A troublesome gene that is resistant to an antibiotic often used as a last resort has been tracked from its origins to hospital patients worldwide in a new study led by UCL and Peking University People’s Hospital.
The study, published in Nature Communications, found that the mcr-1 gene, now present across the globe, can be tracked to a single event around 2006 when it moved from pigs into pathogens that affect humans.
“The speed at which mcr-1 spread globally is indeed shocking,” said the study’s lead author, Professor Francois Balloux (UCL Genetics, Evolution & Environment).
The mcr-1 gene makes bacteria resistant to colistin, which is one of the very few drugs effective against multi-drug resistant infections. Colistin was discovered in the 1950s but has until recently been mostly used in pig farming due to its severe side-effects. With the recent increase in antibiotic resistance, it has now become widely prescribed in the clinic as a last-line drug for infections such as E. coli and Klebsiella pneumoniae.
“Mcr-1 provides relatively low resistance, and mcr-1 strains can still be treated with colistin, but at far higher doses, which is obviously detrimental to the patients as colistin is fairly toxic. I wouldn’t be surprised if we saw the emergence and spread of elements that provide higher resistance to colistin than mcr-1, which would make the situation even worse,” said Professor Balloux.

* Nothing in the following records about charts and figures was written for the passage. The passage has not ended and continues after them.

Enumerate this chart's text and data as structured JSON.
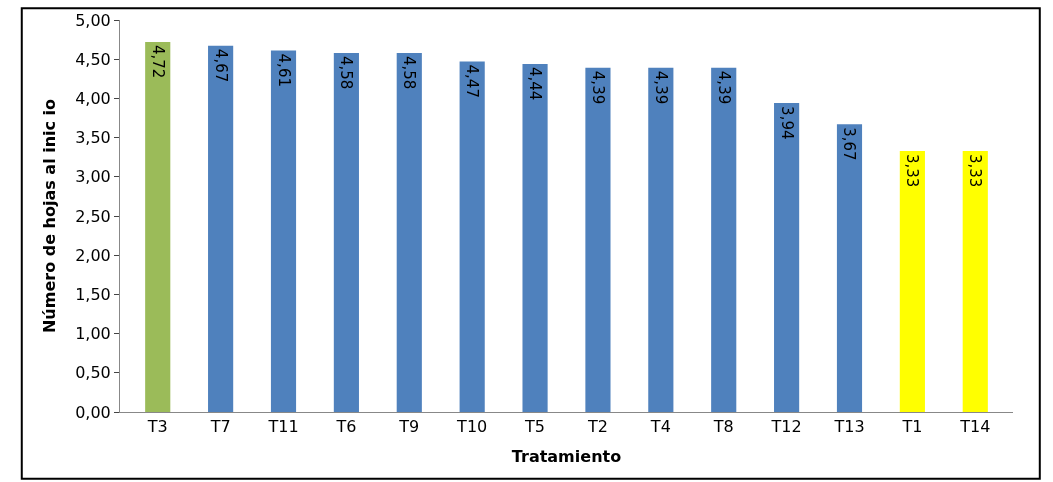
{
  "chart_data": {
    "type": "bar",
    "xlabel": "Tratamiento",
    "ylabel": "Número de hojas al inic io",
    "categories": [
      "T3",
      "T7",
      "T11",
      "T6",
      "T9",
      "T10",
      "T5",
      "T2",
      "T4",
      "T8",
      "T12",
      "T13",
      "T1",
      "T14"
    ],
    "values": [
      4.72,
      4.67,
      4.61,
      4.58,
      4.58,
      4.47,
      4.44,
      4.39,
      4.39,
      4.39,
      3.94,
      3.67,
      3.33,
      3.33
    ],
    "colors": [
      "#9bbb59",
      "#4f81bd",
      "#4f81bd",
      "#4f81bd",
      "#4f81bd",
      "#4f81bd",
      "#4f81bd",
      "#4f81bd",
      "#4f81bd",
      "#4f81bd",
      "#4f81bd",
      "#4f81bd",
      "#ffff00",
      "#ffff00"
    ],
    "ylim": [
      0,
      5
    ],
    "yticks": [
      {
        "value": 0,
        "label": "0,00"
      },
      {
        "value": 0.5,
        "label": "0,50"
      },
      {
        "value": 1,
        "label": "1,00"
      },
      {
        "value": 1.5,
        "label": "1,50"
      },
      {
        "value": 2,
        "label": "2,00"
      },
      {
        "value": 2.5,
        "label": "2,50"
      },
      {
        "value": 3,
        "label": "3,00"
      },
      {
        "value": 3.5,
        "label": "3,50"
      },
      {
        "value": 4,
        "label": "4,00"
      },
      {
        "value": 4.5,
        "label": "4,50"
      },
      {
        "value": 5,
        "label": "5,00"
      }
    ],
    "value_labels": [
      "4,72",
      "4,67",
      "4,61",
      "4,58",
      "4,58",
      "4,47",
      "4,44",
      "4,39",
      "4,39",
      "4,39",
      "3,94",
      "3,67",
      "3,33",
      "3,33"
    ]
  }
}
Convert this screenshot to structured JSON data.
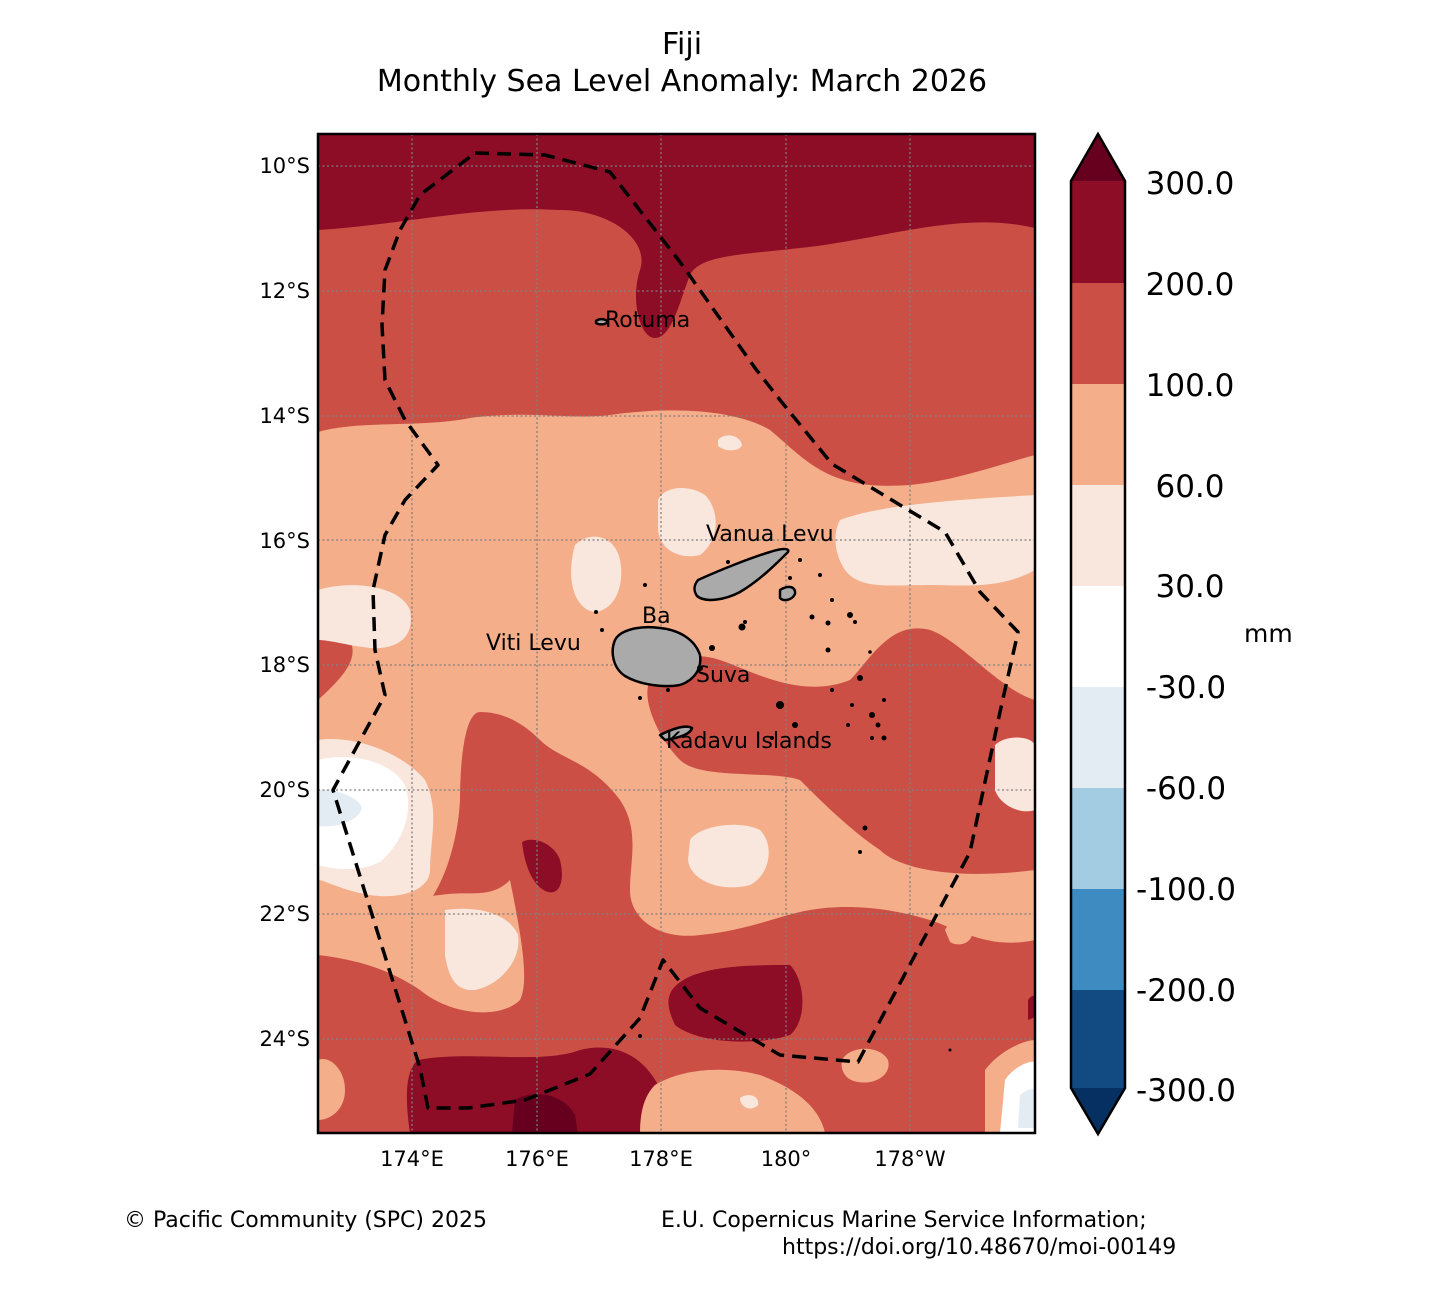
{
  "title": {
    "line1": "Fiji",
    "line2": "Monthly Sea Level Anomaly: March 2026"
  },
  "map": {
    "lat_labels": [
      "10°S",
      "12°S",
      "14°S",
      "16°S",
      "18°S",
      "20°S",
      "22°S",
      "24°S"
    ],
    "lon_labels": [
      "174°E",
      "176°E",
      "178°E",
      "180°",
      "178°W"
    ],
    "places": [
      {
        "name": "Rotuma",
        "lon": 177.05,
        "lat": -12.45
      },
      {
        "name": "Vanua Levu",
        "lon": 178.7,
        "lat": -15.9
      },
      {
        "name": "Ba",
        "lon": 177.6,
        "lat": -17.3
      },
      {
        "name": "Viti Levu",
        "lon": 175.2,
        "lat": -17.6
      },
      {
        "name": "Suva",
        "lon": 178.45,
        "lat": -18.05
      },
      {
        "name": "Kadavu Islands",
        "lon": 178.1,
        "lat": -19.15
      }
    ]
  },
  "colorbar": {
    "unit": "mm",
    "tick_labels": [
      "300.0",
      "200.0",
      "100.0",
      "60.0",
      "30.0",
      "-30.0",
      "-60.0",
      "-100.0",
      "-200.0",
      "-300.0"
    ],
    "colors_top_to_bottom": [
      "#8c0d25",
      "#cc4f46",
      "#f4ae8a",
      "#f9e6dc",
      "#ffffff",
      "#e4ecf3",
      "#a3cce2",
      "#3d8bc1",
      "#124a82"
    ],
    "over_color": "#67001f",
    "under_color": "#053061"
  },
  "chart_data": {
    "type": "heatmap",
    "title": "Fiji Monthly Sea Level Anomaly: March 2026",
    "unit": "mm",
    "lon_range": [
      172.5,
      184
    ],
    "lat_range": [
      -25.5,
      -9.5
    ],
    "levels": [
      -300,
      -200,
      -100,
      -60,
      -30,
      30,
      60,
      100,
      200,
      300
    ],
    "dominant_band": "100.0 to 200.0"
  },
  "footer": {
    "copyright": "© Pacific Community (SPC) 2025",
    "source_line1": "E.U. Copernicus Marine Service Information;",
    "source_line2": "https://doi.org/10.48670/moi-00149"
  }
}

The mcr-1 gene is mobile and plasmid-borne, meaning it can be transported from one bacterium to another, even of two different species, and confer resistance to colistin. It was identified in China in 2016, followed by a rapid realisation that it had already spread globally, but its exact origin and spread had not yet been determined.
The research team compiled an exhaustive dataset of 457 mcr-1 positive genome sequences isolated from humans and farm animals from five continents, by sequencing the genomes of 110 bacterial strains and systematically mining previously deposited genomic data from publicly available databases.
They analysed this data with novel computational tools to show there had been a single emergence of mcr-1, reliably dated to the mid-2000s. They also reconstructed how the mcr-1 element had been spreading globally and to various bacterial pathogens by hitchhiking with various bacterial mobile genetic elements.
This work represents the first reconstruction of the emergence and spread of an antibiotic resistance element and opens new avenues for improved global surveillance of antibiotic resistance using genomic tools.
Hospitals worldwide are struggling with increasing incidence of hard-to-treat antibiotic-resistant bacterial infections. The World Health Organisation has been raising the alarm over a post-antibiotic era where minor infections could routinely become untreatable. Public Health England predicts that antibiotic resistance could lead to 10 million deaths every year globally by 2050 and to £66 trillion in lost productivity to the global economy.
“There is no consensus yet on the importance of antimicrobials in livestock being a main driver of the antimicrobial resistance public health crisis. That said, the use of antimicrobials in agriculture is not only a scientific issue but also a societal and economic issue that will need to be addressed,” said Professor Balloux.
“Given the dearth of new antibiotics in the pipeline, our best hope to avert the current public health crisis is to improve stewardship of existing drugs, by harnessing the potential of bacterial genome sequencing and translate it into improved surveillance and diagnostics tools,” he added.
“Our study highlights the value of analysing DNA sequenced from hundreds of resistant bacteria to track the spread of dangerous resistance genes around the world. By deciphering the genetic code of these bacteria we found it was possible to predict not only how and where but also when mcr-1 started to spread. This is so important as the presence of mcr-1 across the globe, in many different bacteria species, all within only a decade highlights the ease and speed with which these resistant genes can be disseminated,” said co-author Dr Lucy van Dorp (UCL Genetics, Evolution & Environment).
“Our work suggests that mcr-1 was already distributed worldwide just a decade after its emergence on a mobile genetic element. While we don’t know the exact transmission routes it spread by, we can presume that other AMR genes will be spread in a similar way, emphasizing that AMR is a truly global problem requiring coordinated international action,” added co-author Liam Shaw (UCL Genetics, Evolution & Environment).
The study team involved researchers from UCL, Peking University People’s Hospital, University of Oxford, Shandong Academy of Agricultural Sciences, CIRAD, University of Edinburgh, University of Cambridge and Imperial College London. The research was funded by the Newton Trust, NSFC, BBSRC, EPSRC, Wellcome, the European Union and the Royal Society.